These waffle cones hit all the right notes given they're sweet and a little salty -- the perfect complement to any plant-based ice cream recipe. Use these in place of typical preservative-filled waffle cones, and feel free to play around with different granulated sweeteners -- just keep all ingredients real which is more supportive to your gastrointestinal system.
(use organic ingredients where possible)
- 1 cup gluten-free flour blend
- ½ cup granulated coconut sugar
- 1 tsp vanilla extract
- ¾ cup coconut milk (or any plant-based milk)
- ½ cup extra virgin coconut oil
- Sea salt
- 2 tbsp flaxseed meal
- Ground cinnamon
- 1 tsp cinnamon powder
- Combine all ingredients in a bowl. Whisk to ensure there are no lumps.

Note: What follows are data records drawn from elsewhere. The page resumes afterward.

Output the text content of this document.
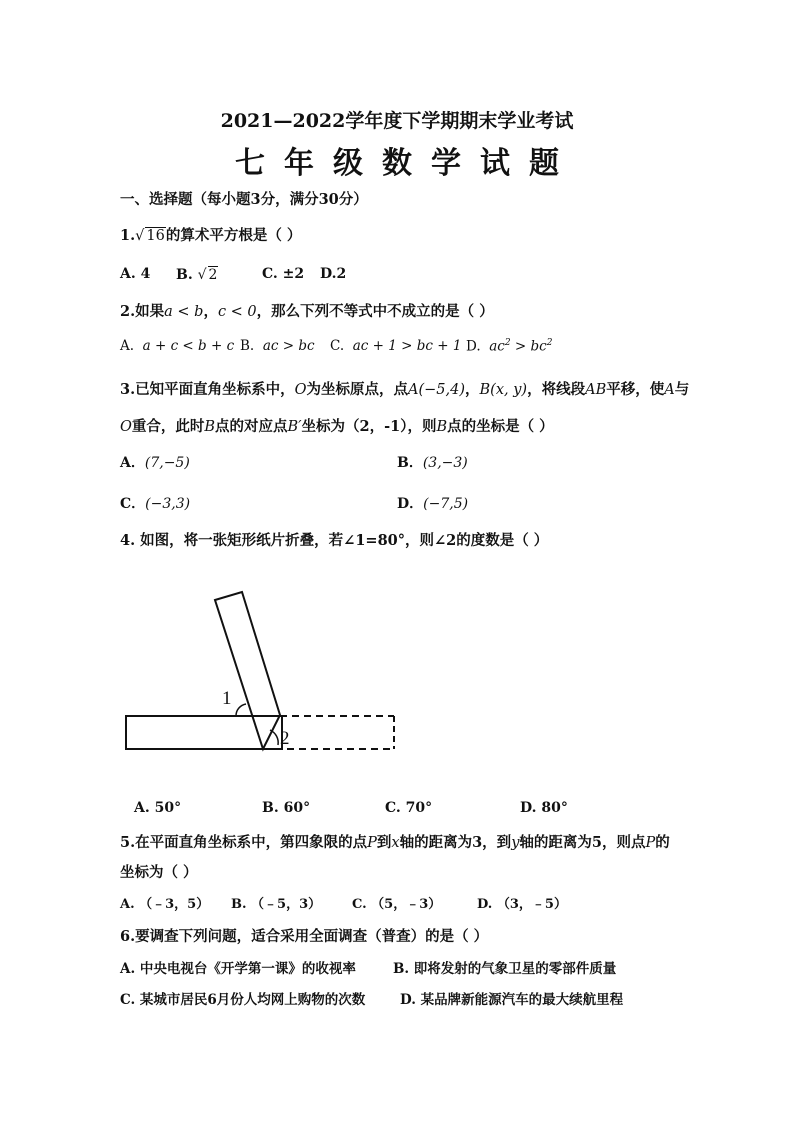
2021—2022学年度下学期期末学业考试
七年级数学试题
一、选择题（每小题3分，满分30分）
1.√ 16的算术平方根是（ ）
A. 4 B. √ 2	C. ±2 D.2
2.如果a < b，c < 0，那么下列不等式中不成立的是（ ）
A. a + c < b + c B. ac > bc C. ac + 1 > bc + 1 D. $ac^2 > bc^2$
3.已知平面直角坐标系中，O为坐标原点，点A(−5,4)，B(x, y)，将线段AB平移，使A与
O重合，此时B点的对应点B′坐标为（2，-1），则B点的坐标是（ ）
A．(7,−5)	B．(3,−3)
C．(−3,3)	D．(−7,5)
4. 如图，将一张矩形纸片折叠，若∠1=80°，则∠2的度数是（ ）
1
2
A. 50°	B. 60°	C. 70°	D. 80°
5.在平面直角坐标系中，第四象限的点P到x轴的距离为3，到y轴的距离为5，则点P的
坐标为（ ）
A. （﹣3，5） B. （﹣5，3） C. （5，﹣3）	D. （3，﹣5）
6.要调查下列问题，适合采用全面调查（普查）的是（ ）
A. 中央电视台《开学第一课》的收视率	B. 即将发射的气象卫星的零部件质量
C. 某城市居民6月份人均网上购物的次数	D. 某品牌新能源汽车的最大续航里程
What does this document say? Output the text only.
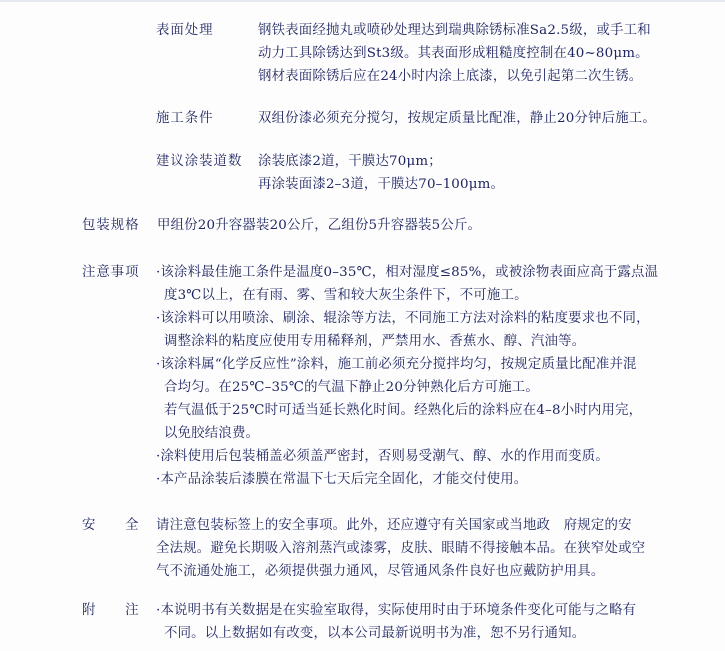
表面处理	钢铁表面经抛丸或喷砂处理达到瑞典除锈标准Sa2.5级，或手工和
动力工具除锈达到St3级。其表面形成粗糙度控制在40~80μm。
钢材表面除锈后应在24小时内涂上底漆，以免引起第二次生锈。
施工条件	双组份漆必须充分搅匀，按规定质量比配准，静止20分钟后施工。
建议涂装道数 涂装底漆2道，干膜达70μm；
再涂装面漆2–3道，干膜达70–100μm。
包装规格 甲组份20升容器装20公斤，乙组份5升容器装5公斤。
注意事项 ·该涂料最佳施工条件是温度0–35℃，相对湿度≤85%，或被涂物表面应高于露点温
度3℃以上，在有雨、雾、雪和较大灰尘条件下，不可施工。
·该涂料可以用喷涂、刷涂、辊涂等方法，不同施工方法对涂料的粘度要求也不同，
调整涂料的粘度应使用专用稀释剂，严禁用水、香蕉水、醇、汽油等。
·该涂料属“化学反应性”涂料，施工前必须充分搅拌均匀，按规定质量比配准并混
合均匀。在25℃–35℃的气温下静止20分钟熟化后方可施工。
若气温低于25℃时可适当延长熟化时间。经熟化后的涂料应在4–8小时内用完，
以免胶结浪费。
·涂料使用后包装桶盖必须盖严密封，否则易受潮气、醇、水的作用而变质。
·本产品涂装后漆膜在常温下七天后完全固化，才能交付使用。
安　　全 请注意包装标签上的安全事项。此外，还应遵守有关国家或当地政　府规定的安
全法规。避免长期吸入溶剂蒸汽或漆雾，皮肤、眼睛不得接触本品。在狭窄处或空
气不流通处施工，必须提供强力通风，尽管通风条件良好也应戴防护用具。
附　　注 ·本说明书有关数据是在实验室取得，实际使用时由于环境条件变化可能与之略有
不同。以上数据如有改变，以本公司最新说明书为准，恕不另行通知。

- Spoon even amounts of batter onto hot plate or waffle maker. If using a hot plate, use a spatula to flatten out into a medium-size pancake shape,
- Once batter has browned, place a cone roller onto the flattened circle of cooked batter.
- Once batter is completely wrapped around the cone roller, lift it off the hot plate and onto a cooled surface.
- Wait a few seconds for it to cool and harden - this stabilizes its shape.
- Remove cone roller and leave waffle cone to cool further on a drying rack.
- Fill with ice cream and enjoy!
- Store any left-over cones for up to 3 weeks in an airtight container in a cool pantry.